As Alessio’s fear got the best of her, she said she began walking faster and managed to get out about 15 feet in front of Husong. When she glanced back moments later, she was shocked to see the large mountain lion about 60 yards behind Husong.
“I shouted out ‘It’s behind you, we have to run!’ and I took off,” she said Monday, still shaken from the encounter. “When I looked back, the mountain lion was chasing Steve (Husong) up the trail and quickly gaining on him. It’s one thing to see an animal off in the distance, but it’s entirely different to have it chase you up a path.”
Husong, a war veteran who was injured in Afghanistan, said that he knew he couldn’t run fast enough to escape the approximately 150-pound cat.
“So I stopped, turned around, and stared it straight in the eyes,” he said.
Husong’s actions possibly saved his life. The animal stopped about 20 feet shy of him and crouched down on the trail, Husong said.
“It was huge, it made no noise at all and it stared at me,” he said. “And just like that, it went away.”
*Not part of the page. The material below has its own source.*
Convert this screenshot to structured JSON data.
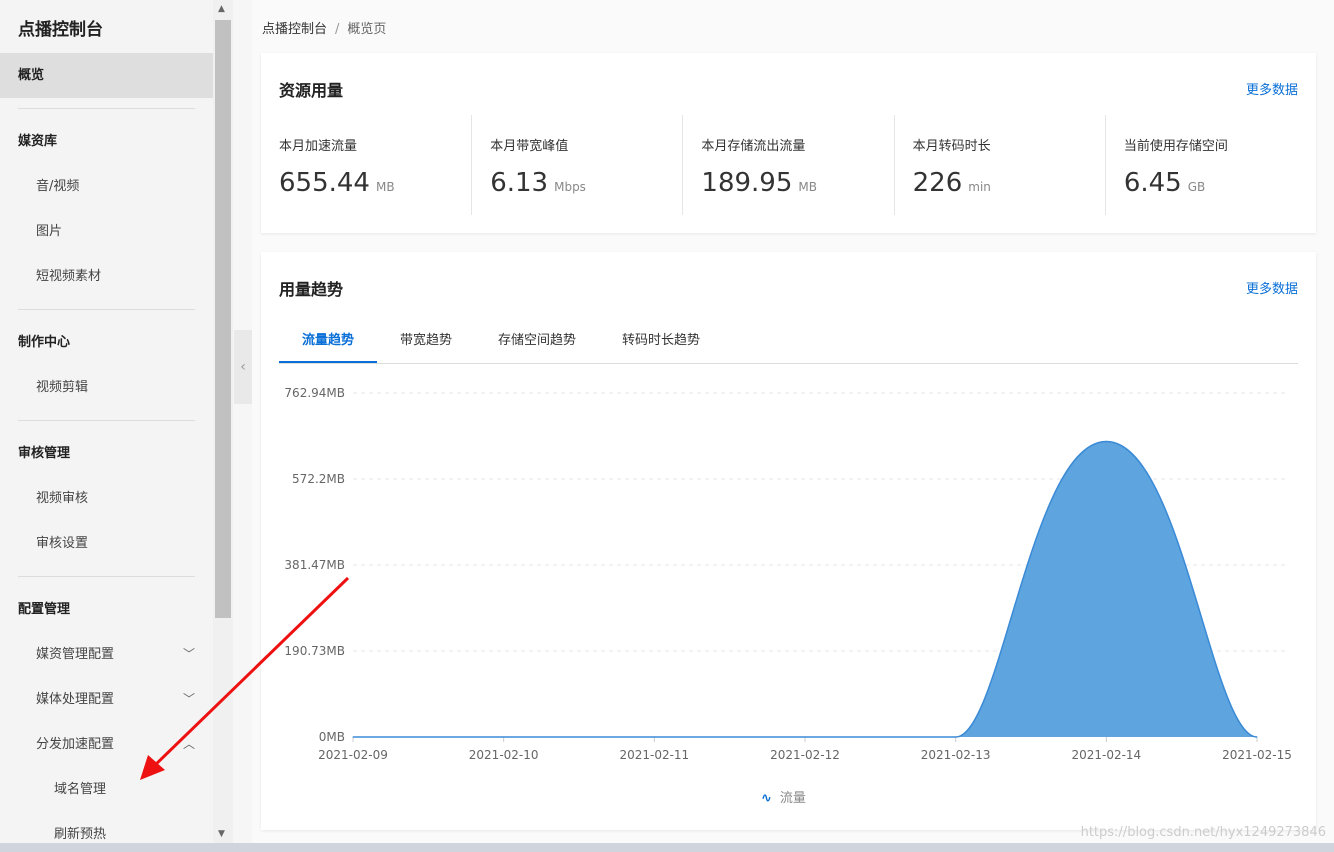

According to Husong, the animal slunk out of sight after several moments. As soon as it disappeared, Alessio and Husong ran back to their car — which was parked about nearly an hour’s walk away, back at the beginning of the trail.
Bartlett said he was surprised at the incident and added that California Fish and Wildlife are investigating. Requests for comment from Fish and Wildlife were not returned Monday.
“Typically, these animals don’t stalk people,” he said. “It’s rare that they’re even seen. And if they are, they’re usually trying to get away from people.”
A Skyline park ranger who refused to give his name said that the animal most likely chased the couple because they had continued up the path toward its location, rather than turning back and retreating down the trail.
“We are a wilderness park,” he said Monday morning. “This is the animal’s area. People are the guests.”
The ranger said that if people spot a mountain lion, they should stand their ground, try to look as large as they possibly can and make a lot of noise. Then, they should turn around and walk in the opposite direction, he said.
The ranger added that because he felt the incident was caused by the couple’s reaction to the mountain lion, he did not believe Fish and Wildlife would be killing the cat — standard protocol when a mountain lion attacks a human.
The Department of Fish and Wildlife has verified 13 mountain lion attacks since 1986 in California, three of which were fatal. Aside from Sunday’s encounter, there have been two reported mountain lion sightings at Skyline Wilderness Park in the past three years, including one in November. Other sightings have occurred throughout Napa County, though no local attacks have ever been recorded.
Park rangers will be posting signs this week to remind the public on ways to handle a mountain lion sighting. They are also requesting that anyone who sees a mountain lion alert park rangers immediately.